Still, there are plenty of discoveries to find in this year’s lineup, including a slew of films that bowed elsewhere to less acclaim than they deserved. Perhaps NYFF can push them further into the conversation and get them the boost — or hell, even just the eyeballs — they deserve. These include Brett Morgen’s exceptional documentary “Jane,” as is Nancy Buirski’s “The Rape of Recy Taylor.” Dee Rees’ “Mudbound” was a hit at Sundance, but still needs that next big step, and NYFF could be a proving ground for Sundance’s other big hit, “Call Me by Your Name.” These are all great films, and it’s no coincidence that they’re at NYFF.

At NYFF, the quality is always high, but the risks remain low. I’d love to see that change, because the NYFF audience is interested, educated, film-loving one that could certainly stand it.

DAVID EHRLICH: The question that seems to be driving this conversation is a simple one: Who does the NYFF actually serve? Is it for the film industry, who travels the world all year round in search of the great cinema that ultimately winds up here? Or is it for the Lincoln Center patrons — the locals — who are happy to see the festival as an epic fundraiser that’s curated by some of the most trusted people in the business?
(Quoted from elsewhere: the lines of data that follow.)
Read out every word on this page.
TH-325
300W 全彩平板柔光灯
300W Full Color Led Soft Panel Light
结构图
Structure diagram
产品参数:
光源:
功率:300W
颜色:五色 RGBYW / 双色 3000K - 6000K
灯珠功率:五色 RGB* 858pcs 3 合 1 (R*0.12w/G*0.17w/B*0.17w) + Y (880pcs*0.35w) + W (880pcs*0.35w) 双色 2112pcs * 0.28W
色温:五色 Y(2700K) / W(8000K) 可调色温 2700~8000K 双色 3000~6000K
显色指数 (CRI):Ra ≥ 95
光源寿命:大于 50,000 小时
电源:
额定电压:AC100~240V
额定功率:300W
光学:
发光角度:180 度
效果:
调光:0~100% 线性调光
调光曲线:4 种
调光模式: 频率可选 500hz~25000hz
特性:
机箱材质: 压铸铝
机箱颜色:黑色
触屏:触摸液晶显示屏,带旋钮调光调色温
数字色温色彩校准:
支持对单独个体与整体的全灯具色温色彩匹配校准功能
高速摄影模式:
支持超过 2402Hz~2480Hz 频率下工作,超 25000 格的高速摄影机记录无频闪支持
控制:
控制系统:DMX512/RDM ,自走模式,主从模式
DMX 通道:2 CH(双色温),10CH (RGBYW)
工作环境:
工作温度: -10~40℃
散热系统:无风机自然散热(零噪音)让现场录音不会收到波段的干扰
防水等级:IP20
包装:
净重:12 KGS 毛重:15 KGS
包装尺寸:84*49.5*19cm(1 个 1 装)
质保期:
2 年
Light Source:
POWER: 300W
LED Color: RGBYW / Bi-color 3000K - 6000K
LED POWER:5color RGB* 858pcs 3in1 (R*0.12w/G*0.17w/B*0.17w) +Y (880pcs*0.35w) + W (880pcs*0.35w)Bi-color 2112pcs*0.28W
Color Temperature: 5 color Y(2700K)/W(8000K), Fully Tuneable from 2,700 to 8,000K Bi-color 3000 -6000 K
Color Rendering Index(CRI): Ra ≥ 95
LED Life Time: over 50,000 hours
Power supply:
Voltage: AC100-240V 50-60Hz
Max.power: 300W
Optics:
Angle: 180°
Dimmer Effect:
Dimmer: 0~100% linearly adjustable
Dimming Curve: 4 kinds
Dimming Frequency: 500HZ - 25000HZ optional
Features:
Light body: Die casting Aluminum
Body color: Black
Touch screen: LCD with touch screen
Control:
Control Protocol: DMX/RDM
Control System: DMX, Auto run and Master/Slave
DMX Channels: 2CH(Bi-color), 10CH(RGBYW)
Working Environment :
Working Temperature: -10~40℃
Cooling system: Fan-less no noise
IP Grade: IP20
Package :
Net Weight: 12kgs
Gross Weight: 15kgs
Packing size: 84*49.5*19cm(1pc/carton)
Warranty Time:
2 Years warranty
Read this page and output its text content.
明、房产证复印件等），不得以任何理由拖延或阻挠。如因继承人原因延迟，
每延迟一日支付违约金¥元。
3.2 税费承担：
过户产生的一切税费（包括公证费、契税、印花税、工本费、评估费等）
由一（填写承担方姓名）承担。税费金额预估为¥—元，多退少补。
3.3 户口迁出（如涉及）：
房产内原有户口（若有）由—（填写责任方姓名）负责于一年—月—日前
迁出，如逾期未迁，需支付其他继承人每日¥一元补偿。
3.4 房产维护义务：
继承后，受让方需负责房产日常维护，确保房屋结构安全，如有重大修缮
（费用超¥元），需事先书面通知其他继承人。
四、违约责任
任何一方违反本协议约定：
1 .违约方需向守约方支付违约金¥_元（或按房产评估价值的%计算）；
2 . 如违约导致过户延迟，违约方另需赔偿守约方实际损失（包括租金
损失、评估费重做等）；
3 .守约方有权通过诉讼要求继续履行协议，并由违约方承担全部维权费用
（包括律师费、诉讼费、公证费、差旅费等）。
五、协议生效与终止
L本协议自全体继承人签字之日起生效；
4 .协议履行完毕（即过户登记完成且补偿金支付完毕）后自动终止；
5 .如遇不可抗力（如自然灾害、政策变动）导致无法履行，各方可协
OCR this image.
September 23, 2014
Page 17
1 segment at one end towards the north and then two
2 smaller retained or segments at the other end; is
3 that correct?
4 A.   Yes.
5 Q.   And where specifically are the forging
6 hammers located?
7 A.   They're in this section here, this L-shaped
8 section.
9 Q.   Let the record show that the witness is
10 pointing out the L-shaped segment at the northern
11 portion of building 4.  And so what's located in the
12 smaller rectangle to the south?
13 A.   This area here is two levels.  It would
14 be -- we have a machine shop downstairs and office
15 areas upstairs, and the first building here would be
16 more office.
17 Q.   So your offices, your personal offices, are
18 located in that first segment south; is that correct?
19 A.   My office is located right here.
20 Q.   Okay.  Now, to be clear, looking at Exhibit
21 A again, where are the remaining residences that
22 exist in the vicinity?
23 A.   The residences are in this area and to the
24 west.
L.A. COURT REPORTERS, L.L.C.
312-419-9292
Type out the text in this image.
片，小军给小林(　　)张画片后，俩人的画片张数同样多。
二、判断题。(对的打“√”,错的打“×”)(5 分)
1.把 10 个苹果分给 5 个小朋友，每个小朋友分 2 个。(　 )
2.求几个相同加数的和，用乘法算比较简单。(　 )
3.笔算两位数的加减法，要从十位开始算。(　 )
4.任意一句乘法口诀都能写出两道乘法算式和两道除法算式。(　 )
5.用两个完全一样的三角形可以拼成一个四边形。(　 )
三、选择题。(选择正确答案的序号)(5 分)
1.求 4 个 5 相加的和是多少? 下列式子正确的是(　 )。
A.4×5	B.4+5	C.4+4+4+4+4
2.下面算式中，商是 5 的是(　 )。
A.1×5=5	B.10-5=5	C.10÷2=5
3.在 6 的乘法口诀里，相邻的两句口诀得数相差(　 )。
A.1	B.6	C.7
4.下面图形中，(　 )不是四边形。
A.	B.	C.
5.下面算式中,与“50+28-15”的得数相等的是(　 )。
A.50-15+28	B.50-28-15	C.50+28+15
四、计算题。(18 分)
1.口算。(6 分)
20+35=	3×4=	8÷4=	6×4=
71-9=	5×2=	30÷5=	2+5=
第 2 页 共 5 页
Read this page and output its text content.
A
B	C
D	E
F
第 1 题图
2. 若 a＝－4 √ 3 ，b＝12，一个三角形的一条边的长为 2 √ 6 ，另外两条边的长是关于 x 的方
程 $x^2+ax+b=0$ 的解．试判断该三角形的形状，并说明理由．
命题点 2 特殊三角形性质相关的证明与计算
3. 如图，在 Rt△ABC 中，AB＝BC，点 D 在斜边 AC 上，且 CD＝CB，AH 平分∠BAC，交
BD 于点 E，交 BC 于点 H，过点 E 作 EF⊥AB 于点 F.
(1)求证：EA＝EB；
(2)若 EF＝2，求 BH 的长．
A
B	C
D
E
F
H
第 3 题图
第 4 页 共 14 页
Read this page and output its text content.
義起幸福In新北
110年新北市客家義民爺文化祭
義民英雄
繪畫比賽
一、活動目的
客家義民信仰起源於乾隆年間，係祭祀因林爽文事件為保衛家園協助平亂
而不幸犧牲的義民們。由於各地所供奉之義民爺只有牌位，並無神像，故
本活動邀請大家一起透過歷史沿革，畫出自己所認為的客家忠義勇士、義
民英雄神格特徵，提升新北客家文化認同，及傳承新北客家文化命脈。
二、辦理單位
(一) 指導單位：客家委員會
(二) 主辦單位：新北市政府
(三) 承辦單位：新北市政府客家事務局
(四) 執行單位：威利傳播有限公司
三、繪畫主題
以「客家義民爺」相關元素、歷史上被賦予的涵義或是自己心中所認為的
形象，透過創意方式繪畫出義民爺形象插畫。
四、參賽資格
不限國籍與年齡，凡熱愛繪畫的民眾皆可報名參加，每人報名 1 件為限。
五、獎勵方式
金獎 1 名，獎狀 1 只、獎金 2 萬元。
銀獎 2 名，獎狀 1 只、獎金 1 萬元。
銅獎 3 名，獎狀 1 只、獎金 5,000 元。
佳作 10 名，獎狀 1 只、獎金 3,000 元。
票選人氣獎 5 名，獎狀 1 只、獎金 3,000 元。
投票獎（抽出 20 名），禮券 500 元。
In other words, is NYFF for the critics, or is it for the fans?

In my experience, the beauty of the festival is that it has always been aimed at both sides of the divide. Impeccably programmed and intimately aware of what its audience wants (or is willing) to see, NYFF has never coasted on the fact that the biggest film festival in the country’s biggest city is always going to be a major event. NYFF’s prominence has helped to leverage its pedigree, and its pedigree has helped to greatly increase its prominence, so everybody wins.

It’s true that the more you travel the circuit, the less there is to see by the time October rolls around, but NYFF has done a great deal to establish itself as more than a safety net for the year’s best films. Its sidebars are regularly phenomenal (this year’s Robert Mitchum series is unmissable), and its speaking events are eclectic and exciting in equal measure (“An Evening with Ava DuVernay and…” will be a great event regardless of what that mysterious ellipsis is hiding, and the master class with cinematographers Vittorio Storaro and Ed Lachman is a once-in-a-lifetime opportunity to see the world through two of its most valuable lenses). Best of all, these events are relatively cheap, and somewhat under the radar since the main slate tends to hog all of the attention.

“First Reformed”A24

Speaking of the main slate, I definitely share the mild disappointment you two have registered about the lineup. I can’t remember the last time that the main slate didn’t boast a single world premiere outside of its gala selections. And while the repeat titles are a brilliant cross-section that represents the best from Sundance, Berlin, Cannes, and beyond, some of the omissions are hard to ignore. I love Hong Sang-soo as much as the next thirtysomething male film critic, but did we really need two of his films when Paul Schrader’s masterful “First Reformed” is nowhere to be found? And where the hell is Lynne Ramsay?

There’s always some secret feng shui to programming a lineup like this, and I can’t even begin to imagine the headaches involved in securing certain titles, but the familiarity of this year’s crop is hard to ignore. Fortunately, Spotlight on Documentary and Projections are really picking up the slack and then some. Reach around in those two sections and you’ll definitely find a pulse. There’s something there for everybody, and everyone is coming together in the same place to experience a festival of their own. That’s the New York way.